Mainstream media outlets covered the 2017 Women’s March on Washington, and other affiliated Women’s March events across the United States, interviewing attendees and heralding the movement as a budding, anti-Trump movement. Now, over two years later, the Women’s March board is shuffling and changing as three board members are leaving amid charges of anti-Semitism.
Tamika Mallory, Bob Bland and Linda Sarsour were three founding members of the organization and agreed to leave the board. The media used a variety of phrases to describe their departure.
NBC News said that their departure came after “anti-Semitism accusations.” The outlet added that the focus of anti-Semitism accusations was their “association with Louis Farrakhan, the Nation of Islam leader who has been denounced for making anti-Semitic and homophobic comments.
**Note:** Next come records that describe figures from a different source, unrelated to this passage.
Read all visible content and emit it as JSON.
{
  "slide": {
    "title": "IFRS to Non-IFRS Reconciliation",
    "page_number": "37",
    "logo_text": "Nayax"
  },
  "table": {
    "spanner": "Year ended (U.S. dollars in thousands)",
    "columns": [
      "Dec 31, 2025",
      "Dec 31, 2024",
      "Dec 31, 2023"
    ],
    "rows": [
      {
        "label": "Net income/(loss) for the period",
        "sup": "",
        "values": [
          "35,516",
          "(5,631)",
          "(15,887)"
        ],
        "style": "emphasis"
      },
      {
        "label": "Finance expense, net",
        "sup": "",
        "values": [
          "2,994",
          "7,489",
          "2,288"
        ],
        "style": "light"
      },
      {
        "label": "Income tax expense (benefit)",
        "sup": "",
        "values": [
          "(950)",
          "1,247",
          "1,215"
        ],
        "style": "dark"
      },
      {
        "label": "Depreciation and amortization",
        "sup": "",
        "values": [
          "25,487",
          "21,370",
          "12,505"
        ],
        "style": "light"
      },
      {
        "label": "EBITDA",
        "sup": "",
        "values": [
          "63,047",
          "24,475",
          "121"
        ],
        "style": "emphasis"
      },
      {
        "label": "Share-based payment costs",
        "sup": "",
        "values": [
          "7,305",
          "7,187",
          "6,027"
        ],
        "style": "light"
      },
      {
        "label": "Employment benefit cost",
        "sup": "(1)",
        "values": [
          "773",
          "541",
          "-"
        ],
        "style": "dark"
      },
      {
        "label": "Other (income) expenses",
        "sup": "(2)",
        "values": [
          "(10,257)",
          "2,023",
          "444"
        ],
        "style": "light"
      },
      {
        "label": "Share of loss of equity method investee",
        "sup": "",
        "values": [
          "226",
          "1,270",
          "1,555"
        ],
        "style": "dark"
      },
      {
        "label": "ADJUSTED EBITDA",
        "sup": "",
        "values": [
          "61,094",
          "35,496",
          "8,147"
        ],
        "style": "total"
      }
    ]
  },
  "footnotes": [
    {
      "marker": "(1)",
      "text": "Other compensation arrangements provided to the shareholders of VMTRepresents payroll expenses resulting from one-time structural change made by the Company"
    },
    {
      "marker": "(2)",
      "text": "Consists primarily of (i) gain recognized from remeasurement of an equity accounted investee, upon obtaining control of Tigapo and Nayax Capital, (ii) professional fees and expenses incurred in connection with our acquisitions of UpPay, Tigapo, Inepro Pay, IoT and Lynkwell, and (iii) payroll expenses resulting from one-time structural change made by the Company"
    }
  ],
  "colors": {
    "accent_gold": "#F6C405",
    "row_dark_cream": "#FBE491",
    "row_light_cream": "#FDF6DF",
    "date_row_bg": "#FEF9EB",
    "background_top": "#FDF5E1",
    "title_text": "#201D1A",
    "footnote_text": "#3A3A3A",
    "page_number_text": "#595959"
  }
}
The women have repeatedly denied the claims and denounced anti-Semitism, but some critics have said its response did not come fast enough or was not strong enough.”
Salon said, “Both Mallory and Sarsour were accused of using the Women’s March — an organization which exists to promote women’s rights — as a platform for statements critics claimed were hostile to Jews. It is unclear whether those accusations played a role in their departures from the organization.” It added that Mallory “has been criticized for her ties to the Nation of Islam and its anti-Semitic leader Louis Farrakhan, including an occasion when she attended an event where Farrakhan made anti-Semitic remarks.”
The New York Times said that they stepped down “after controversies” and The Week noted “anti-Semitism, other missteps” as the reason behind the board’s shake-up.
The mainstream media acknowledged the anti-Semitic comments and actions taken by some of the outgoing board members, which is a positive development in accurate and ethical reporting and journalism. However, it is important to note that it took at least a year for the board to push these particular members out after anti-Semitism accusations were levied against them. The delay in changing the board’s make-up validated many critics who said the Women’s March (and by extension, the mainstream media) was too slow to condemn anti-Semitism and too slow to take action to rectify these offenses.